The Welsh government will have to assess its options. For the First Minister Mark Drakeford, who has reiterated that "Wales need[s] to make more progress in the next ten years than we have in the last 30 years", this report will present his government with a challenging position. 

Scotland has been a spearhead, in the UK, for environmental positivity. The Scottish government have introduced landmark legislation that restricts the amount of harm its populace can have on the environment. Wales are not that far behind. 

What Steps is the Welsh Government Following to Aid the Fight Towards Climate Change?

The Welsh government has shown itself to be a proactive force in the fight against climate change, albeit with its limited devolutionary powers. Wales is set to introduce a Deposit Return Scheme, with users getting their money back if they return empty drinks containers made of plastic, glass, steel or aluminium. The scheme is set to go live in 2025. 

The Deposit Return Scheme is a basic yet entirely effective strategy to minimise the amount of plastic, aluminium and steel on landfill sites. (*glass might be exempt from the scheme, depending on the discretion of the UK government)

The Welsh government have explored pro-environmental initiatives such as the Environmental Protection Bill that ban single-use plastics.
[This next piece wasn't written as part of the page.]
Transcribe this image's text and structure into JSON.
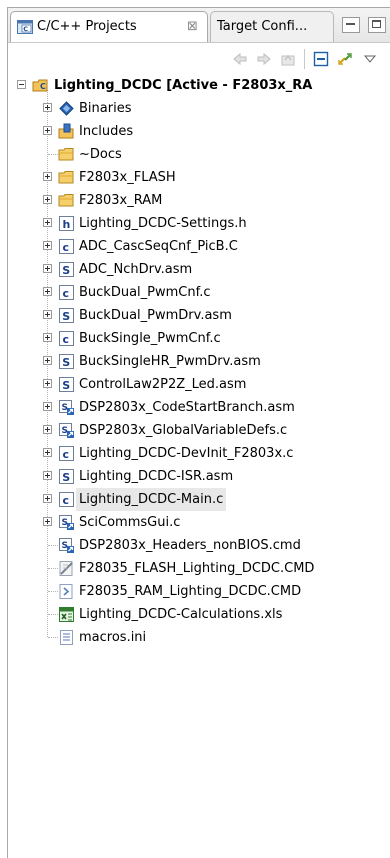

At the time of publication, phase one of the bill has successfully been implemented. 

In 2021, the Welsh Government published 'Net-Zero Wales'. A document detailing a series of environmental pledges to facilitate a net-zero public sector by 2030. They are;

  • Building 20,000 new low-carbon social homes for rent
  • Investing in travel options that encourage people to use public transport more and support walking and cycling.
  • Increased tree planting – including how Welsh Government will support communities to create 30 new woodlands and connect habitat areas.
  • Legislating to abolish the use of more commonly littered, single-use plastics.
  • Introducing an extended producer responsibility scheme to incentivise waste reduction by businesses
  • Ensuring wide-scale peatland restoration and sustainable management through our National Peatland Policy Ambition
  • Supporting innovation in new renewable energy technology
  • Planning for a national energy grid that is fit for a renewable future, working with network operators
  • Developing green skills in businesses - Upskilling and training employees to take advantage of the potential economic opportunities for Wales through decarbonisation, such as in manufacturing and housing.
  • Working with the public sector so that by March 2023, all public sector organisations will report their emissions and publish their plans to achieve Net Zero, to collectively achieve Net Zero across the Welsh public sector by 2030.

At the time of publication, the Welsh government have less than seven years to honour their pledges. It is incredibly vital that they do!

Failing to follow through with their pledges would lead to a catastrophic hole of missed potential, with little to no time to reverse the damage already wreaking havoc on the Welsh atmosphere. 


The CCC report is the latest act in a story that will not go away. 

The CCC believe tree-planting and peatland restoration rates need to be higher. They also claim the charging infrastructure needed to support the transition to electric vehicles is not happening quickly enough, stuttering the predicted growth of electric vehicles in Wales. 

These regressions call on Wales to improve its environmental performance by 39% to return to pre-pandemic levels. 

The Welsh government's track record under Labour First Minister Mark Drakeford suggests a swift and decisive response. The CCC report alleges that despite their mighty aspirations, the Welsh fight against climate change is worsening. 

This alarmingly news is, sadly, nothing new. In our own report, we have cited a undeniable urgency to change behaviours. This problem is, as we all know, not exclusive to Wales. 

If governance and industry act with proactive eco friendly agendas, the world will be a greener place. 

Improvement is a necessity: failing at that would lead to catastrophe!